In the real life scenario this is taken from, a little pushback and three levels of management later and we finally got to someone who understood what security code review was and assured us that the code was, in fact, reviewed for vulnerabilities. The moral to this one is that when doing a risk assessment by interviewing people involved in a project, make sure you talk to the right people.
The death of a thousand cuts
The database is in our data center behind lots of security. You might be able to hack individual POS terminals/workstations but you would not be able to steal the data wholesale so the risk of a large breach is low
Absolute Zero: Recent large breaches at major retailers have exposed this logic as having a flaw in it. This assessment is also an instance where the risk assessors where perhaps lying to themselves as much as to anyone.
You gotta know the secret handshake
The tapes are not encrypted. But it takes special equipment to read those tapes so the risk that the data will be breached is low
Getting colder: Ok. This one has some validity. As the number of people that even know what EBCDIC is gets smaller and the hardware for reading certain kinds of back-up tapes gets more scarce, obsolescence can be a mild control.
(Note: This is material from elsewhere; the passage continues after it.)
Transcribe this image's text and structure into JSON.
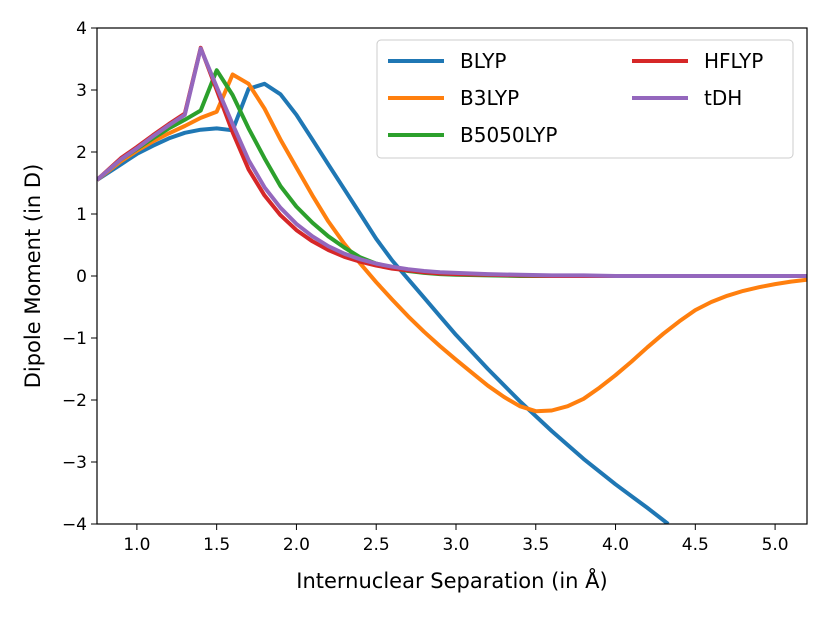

It is not strong enough to stand up to regulatory scrutiny (e.g., HIPAA). And if the data on the tapes were worth millions of dollars more than buying the tape reader, then it’s game over. But MacGyver never read an old style back-up tape with duct tape, a pencil and a paper clip. So in preventing a breach of data in the event that the tapes are lost/misplaced, we cannot say it misses the mark entirely.
Yes, but…
Passwords are obsolete. They do not lower the risk of a breach at all. It seems like sophisticated hackers have no problem obtaining any password to anything, any time they want
Getting warmer: Maybe we are just nostalgic, but we are not buying this as 100% accurate. It’s like saying: airbags can’t help you if your car is hit by a train so why use airbags? Not every car that crashes is hit by a train. In other words, data classification matters; scenarios matter.
If you are a (very attractive) celebrity and you store nude pictures of yourself in the cloud, that is like driving on train tracks. Bank regulators have required more than just passwords for large on-line transactions for years now. There are requirements to use two factor authentication for on-line prescribing of controlled substances.
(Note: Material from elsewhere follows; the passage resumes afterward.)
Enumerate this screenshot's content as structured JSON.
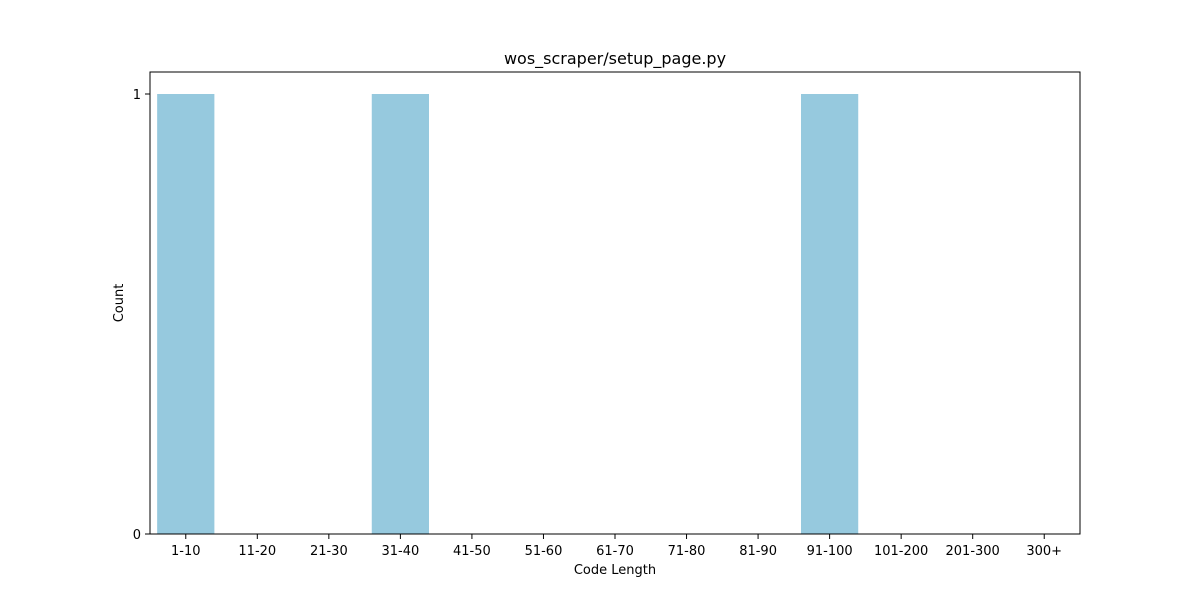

Do we need to distinguish between our, pardon the expression, private parts and our less sensitive data when using computers and designing authentication schemes? Yes. Does that mean a good strong password can never contribute to security? No.
You can’t see it but you know it’s there
We fully encrypt the thumb drives before we give them to users to use
Burning up: You can argue that full disk encryption has its vulnerabilities, but as a way of preventing an unauthenticated user from reading what’s on the disk, I think you have to classify it as a control that does precisely what it sets out to do.